Employment Verification Laws

The times they are a changin’….

Employment Verification LawsAs President Obama pushes to reform the current immigration system, employers are under increasing pressure to follow Federal law requirements concerning hiring authorized workers while at the same time carefully monitoring State employment eligibility law as well.  Many people are following the debate about Arizona’s new immigration legislation while in South Carolina, one of the toughest employer sanctions laws in the country has slid in under the radar and gone mostly unnoticed by anyone not doing business in the state.

Employers across the country should be paying very close attention to Form I-9 requirements and E-Verify laws.  In just the last few months, several significant changes have taken place that impact how employers verify the identity and work eligibility of the people they hire.

  • A newly redesigned Green Card (Permanent Resident Card).
  • Changes to the Employment Authorization Document to increase document security have been implemented.
  • E-Verify has been redesigned and new tools have been added.

E-Verify and the “Hire Date”

Perhaps the most significant change is what is being termed the “Thursday Rule” which now gives employers until the 4th business day to utilize E-Verify.  Until recently the directive has always been 3 business days from the date of hire.

Amid this flurry of change, the Office of the Special Counsel for Immigration Related Employment Discrimination (OSC), had been actively investigating complaints against employers accused of improper use of the Form I-9 and/or E-Verify during the hiring process.  Morton’s Restaurant, Garland Sales, and even Macy’s department store have been accused of identity document abuse by asking new hires to produce more documents than are required for the completion of the Form I-9.

What once seemed to be just one more piece of paper to keep on file is now an albatross around every employer’s neck.  Failing to give the I-9 the attention it demands is costing businesses thousands of dollars.  Many employers mistakenly believe it is enough to have an I-9 on file for every employee.  These employers will ultimately pay the price.
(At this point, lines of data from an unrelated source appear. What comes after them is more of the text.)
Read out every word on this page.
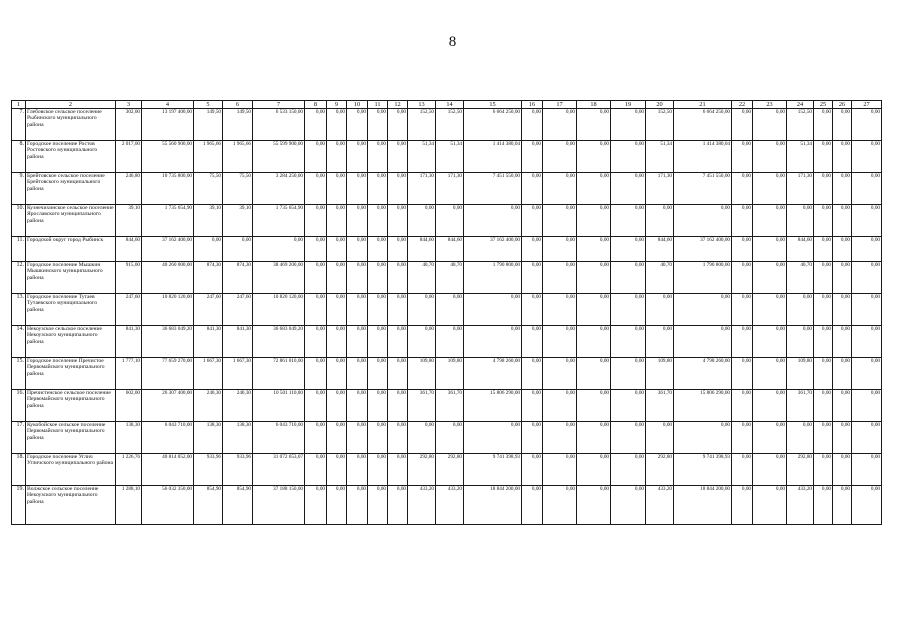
8
1	2	3	4	5	6	7	8	9	10	11	12	13	14	15	16	17	18	19	20	21	22	23	24	25	26	27
7.	Глебовское сельское поселение Рыбинского муниципального района	302,00	13 197 400,00	149,50	149,50	6 533 150,00	0,00	0,00	0,00	0,00	0,00	152,50	152,50	6 664 250,00	0,00	0,00	0,00	0,00	152,50	6 664 250,00	0,00	0,00	152,50	0,00	0,00	0,00
8.	Городское поселение Ростов Ростовского муниципального района	2 017,00	55 560 900,00	1 965,66	1 965,66	55 599 900,00	0,00	0,00	0,00	0,00	0,00	51,34	51,34	1 414 380,04	0,00	0,00	0,00	0,00	51,34	1 414 380,04	0,00	0,00	51,34	0,00	0,00	0,00
9.	Брейтовское сельское поселение Брейтовского муниципального района	246,80	10 735 800,00	75,50	75,50	3 284 250,00	0,00	0,00	0,00	0,00	0,00	171,30	171,30	7 451 550,00	0,00	0,00	0,00	0,00	171,30	7 451 550,00	0,00	0,00	171,30	0,00	0,00	0,00
10.	Кузнечихинское сельское поселение Ярославского муниципального района	39,10	1 735 654,90	39,10	39,10	1 735 654,90	0,00	0,00	0,00	0,00	0,00	0,00	0,00	0,00	0,00	0,00	0,00	0,00	0,00	0,00	0,00	0,00	0,00	0,00	0,00	0,00
11.	Городской округ город Рыбинск	844,60	37 162 400,00	0,00	0,00	0,00	0,00	0,00	0,00	0,00	0,00	844,60	844,60	37 162 400,00	0,00	0,00	0,00	0,00	844,60	37 162 400,00	0,00	0,00	844,60	0,00	0,00	0,00
12.	Городское поселение Мышкин Мышкинского муниципального района	915,00	40 260 000,00	874,30	874,30	38 469 200,00	0,00	0,00	0,00	0,00	0,00	40,70	40,70	1 790 800,00	0,00	0,00	0,00	0,00	40,70	1 790 800,00	0,00	0,00	40,70	0,00	0,00	0,00
13.	Городское поселение Тутаев Тутаевского муниципального района	247,60	10 820 120,00	247,60	247,60	10 820 120,00	0,00	0,00	0,00	0,00	0,00	0,00	0,00	0,00	0,00	0,00	0,00	0,00	0,00	0,00	0,00	0,00	0,00	0,00	0,00	0,00
14.	Некоузское сельское поселение Некоузского муниципального района	841,30	36 683 049,20	841,30	841,30	36 683 049,20	0,00	0,00	0,00	0,00	0,00	0,00	0,00	0,00	0,00	0,00	0,00	0,00	0,00	0,00	0,00	0,00	0,00	0,00	0,00	0,00
15.	Городское поселение Пречистое Первомайского муниципального района	1 777,10	77 659 270,00	1 667,30	1 667,30	72 861 010,00	0,00	0,00	0,00	0,00	0,00	109,80	109,80	4 798 260,00	0,00	0,00	0,00	0,00	109,80	4 798 260,00	0,00	0,00	109,80	0,00	0,00	0,00
16.	Пречистенское сельское поселение Первомайского муниципального района	602,00	26 307 400,00	240,30	240,30	10 501 110,00	0,00	0,00	0,00	0,00	0,00	361,70	361,70	15 806 290,00	0,00	0,00	0,00	0,00	361,70	15 806 290,00	0,00	0,00	361,70	0,00	0,00	0,00
17.	Кукобойское сельское поселение Первомайского муниципального района	138,30	6 043 710,00	138,30	138,30	6 043 710,00	0,00	0,00	0,00	0,00	0,00	0,00	0,00	0,00	0,00	0,00	0,00	0,00	0,00	0,00	0,00	0,00	0,00	0,00	0,00	0,00
18.	Городское поселение Углич Угличского муниципального района	1 226,76	40 814 052,00	933,96	933,96	31 072 653,07	0,00	0,00	0,00	0,00	0,00	292,80	292,80	9 741 398,93	0,00	0,00	0,00	0,00	292,80	9 741 398,93	0,00	0,00	292,80	0,00	0,00	0,00
19.	Волжское сельское поселение Некоузского муниципального района	1 288,10	56 032 350,00	854,90	854,90	37 188 150,00	0,00	0,00	0,00	0,00	0,00	433,20	433,20	18 844 200,00	0,00	0,00	0,00	0,00	433,20	18 844 200,00	0,00	0,00	433,20	0,00	0,00	0,00
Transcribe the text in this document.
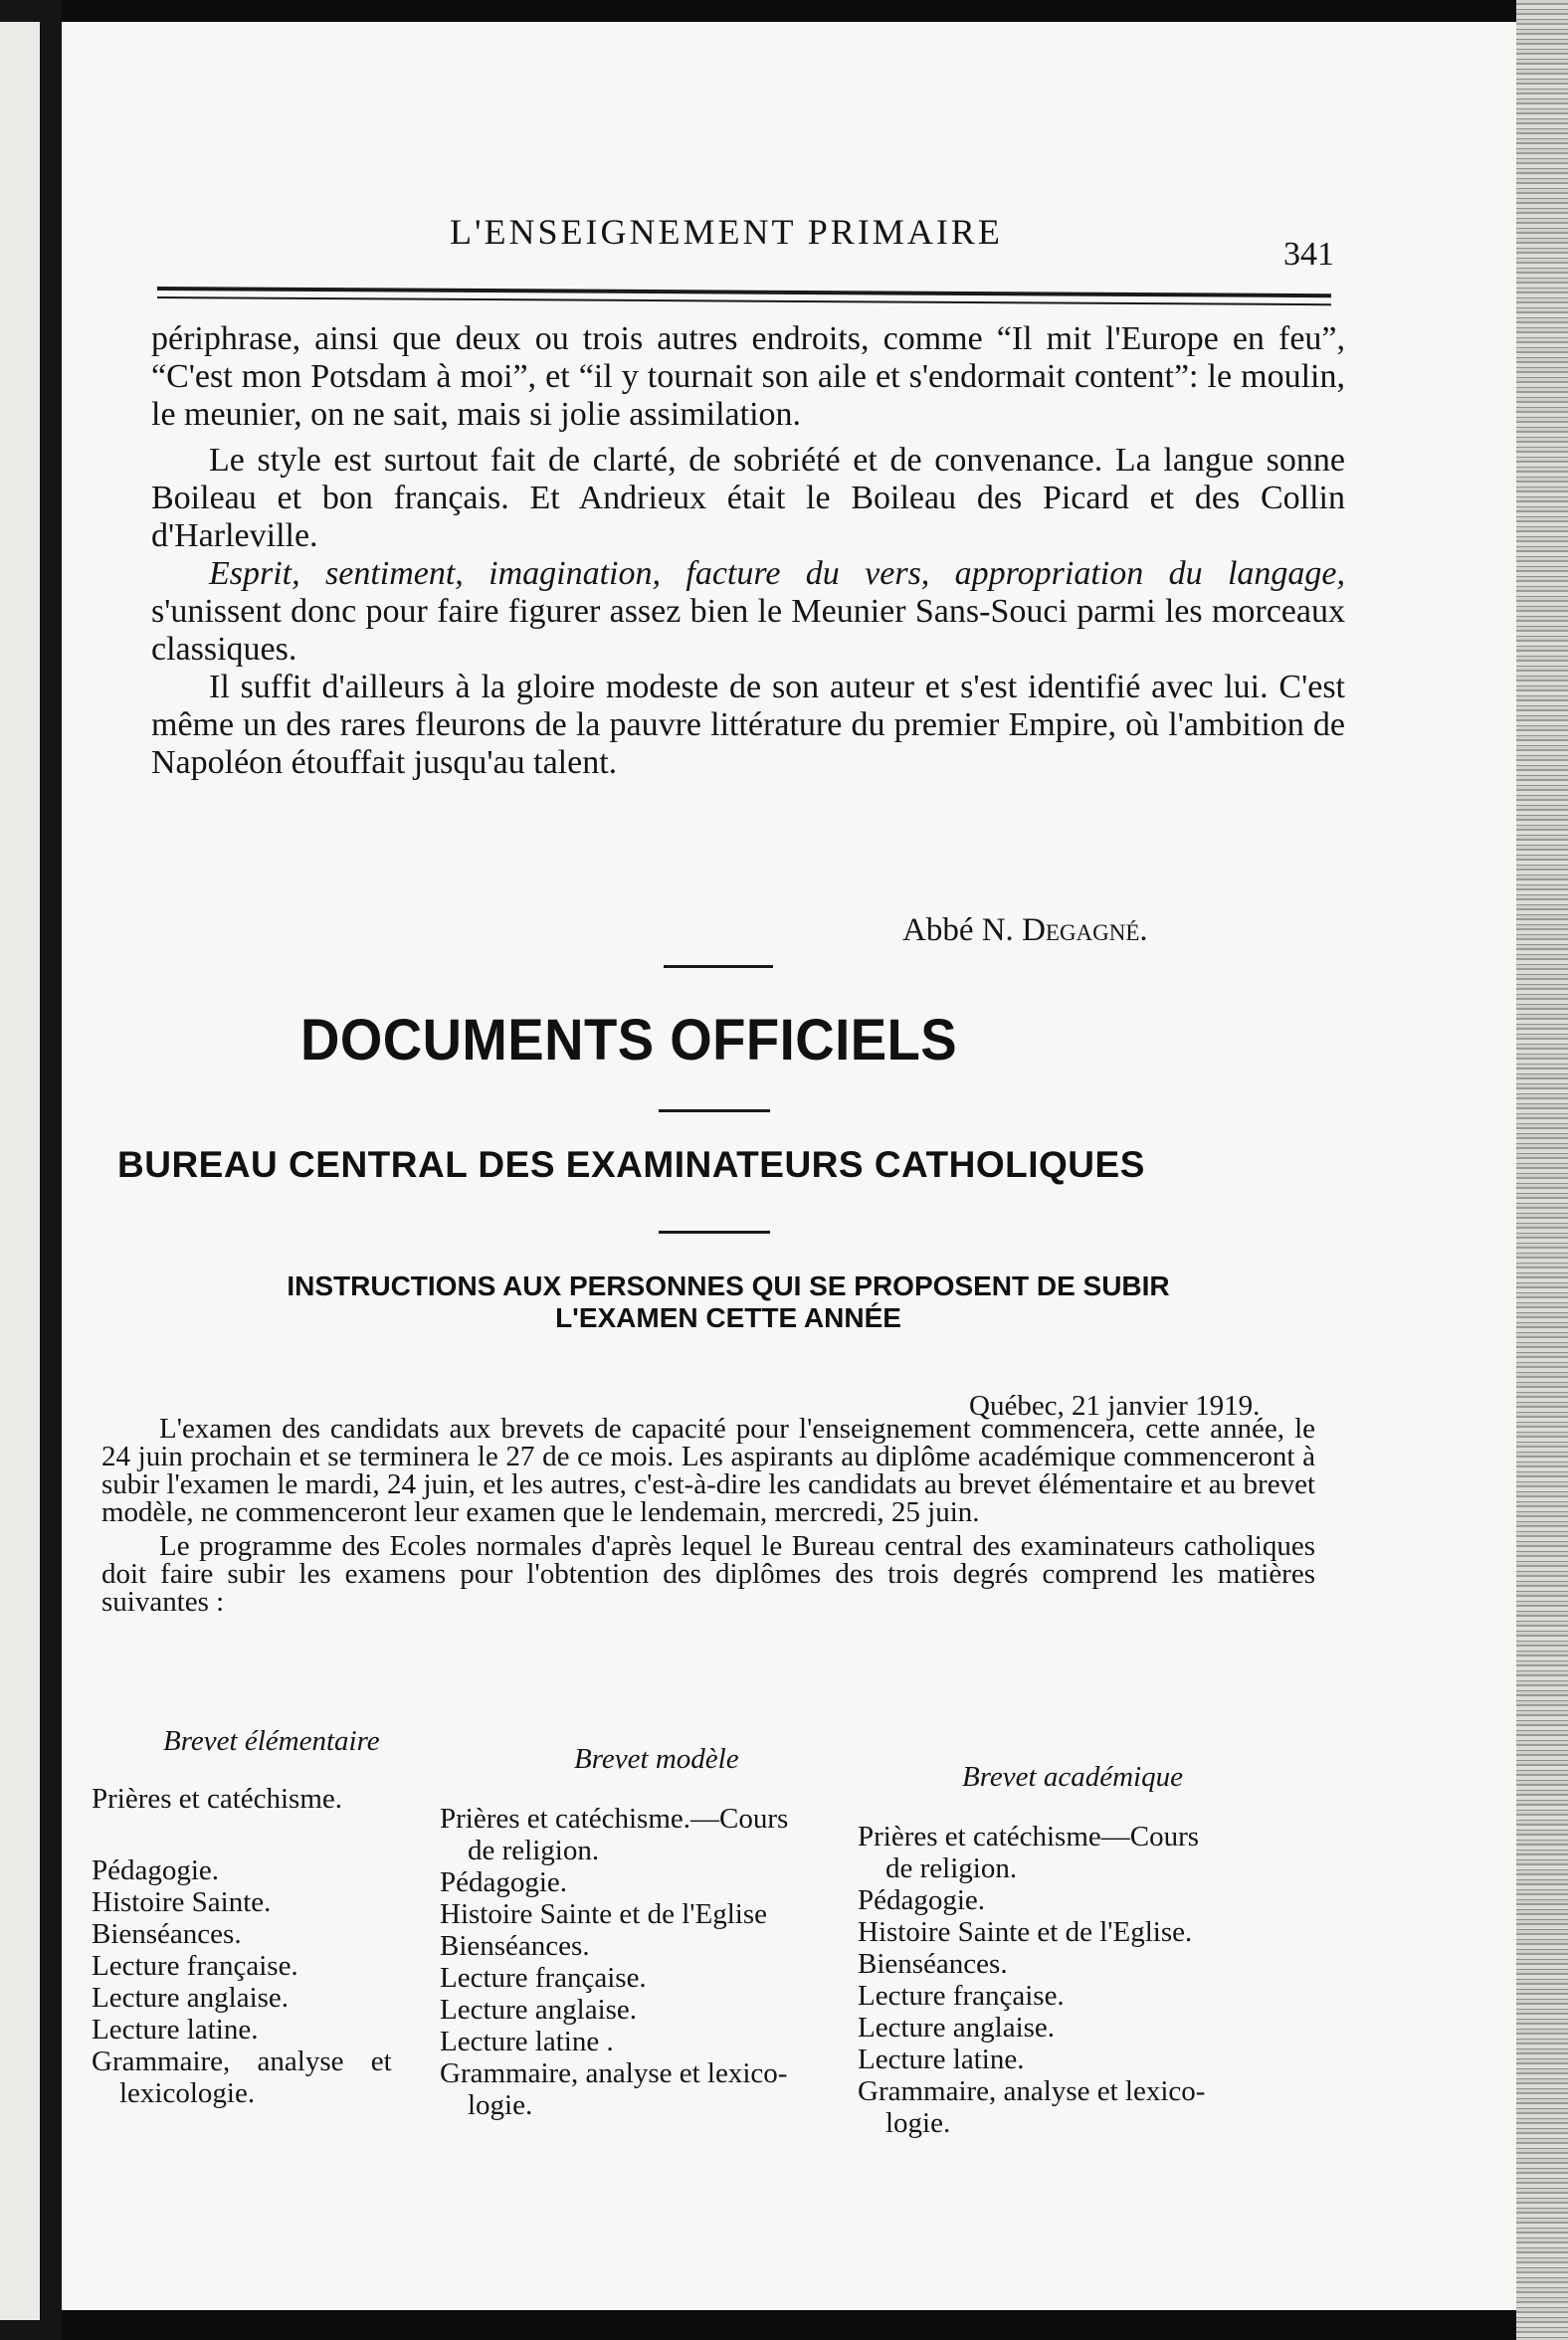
L'ENSEIGNEMENT PRIMAIRE
341

périphrase, ainsi que deux ou trois autres endroits, comme “Il mit l'Europe en feu”, “C'est mon Potsdam à moi”, et “il y tournait son aile et s'endormait content”: le moulin, le meunier, on ne sait, mais si jolie assimilation.

Le style est surtout fait de clarté, de sobriété et de convenance. La langue sonne Boileau et bon français. Et Andrieux était le Boileau des Picard et des Collin d'Harleville.

Esprit, sentiment, imagination, facture du vers, appropriation du langage, s'unissent donc pour faire figurer assez bien le Meunier Sans-Souci parmi les morceaux classiques.

Il suffit d'ailleurs à la gloire modeste de son auteur et s'est identifié avec lui. C'est même un des rares fleurons de la pauvre littérature du premier Empire, où l'ambition de Napoléon étouffait jusqu'au talent.

Abbé N. Degagné.
DOCUMENTS OFFICIELS
BUREAU CENTRAL DES EXAMINATEURS CATHOLIQUES
INSTRUCTIONS AUX PERSONNES QUI SE PROPOSENT DE SUBIR
L'EXAMEN CETTE ANNÉE
Québec, 21 janvier 1919.

L'examen des candidats aux brevets de capacité pour l'enseignement commencera, cette année, le 24 juin prochain et se terminera le 27 de ce mois. Les aspirants au diplôme académique commenceront à subir l'examen le mardi, 24 juin, et les autres, c'est-à-dire les candidats au brevet élémentaire et au brevet modèle, ne commenceront leur examen que le lendemain, mercredi, 25 juin.

Le programme des Ecoles normales d'après lequel le Bureau central des examinateurs catholiques doit faire subir les examens pour l'obtention des diplômes des trois degrés comprend les matières suivantes :

Brevet élémentaire
Brevet modèle
Brevet académique
Prières et catéchisme.
Pédagogie.
Histoire Sainte.
Bienséances.
Lecture française.
Lecture anglaise.
Lecture latine.
Grammaire, analyse et
lexicologie.
Prières et catéchisme.—Cours
de religion.
Pédagogie.
Histoire Sainte et de l'Eglise
Bienséances.
Lecture française.
Lecture anglaise.
Lecture latine .
Grammaire, analyse et lexico-
logie.
Prières et catéchisme—Cours
de religion.
Pédagogie.
Histoire Sainte et de l'Eglise.
Bienséances.
Lecture française.
Lecture anglaise.
Lecture latine.
Grammaire, analyse et lexico-
logie.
Since April 2009, ICE (Immigration and Customs Enforcement) has fined employers over $17 million for non-compliance based on technical and clerical errors on the Form I-9.

Many of these errors could have been identified prior to the ICE inspection had the company obtained an independent 3rd party audit by a qualified I-9 specialist. An independent 3rd party audit is one of the best tools an employer can utilize to insure complete Form I-9 compliance.  By using an expert independent 3rd party auditor, a business can take a proactive approach to correcting costly errors, identifying areas of non-compliance, and protecting their business against claims of discriminatory hiring practices.

It is time for every employer to wake up and realize the Form I-9 requires the same attention that tax forms and other legal and compliance issues require.  Failing to use an experienced Form I-9 specialist to assist your company in obtaining 100% compliance is putting your business at unnecessary risk of huge financial penalties as well as a public relations nightmare.   Don’t let the negative results of an ICE inspection of your company be the lead story on your local news!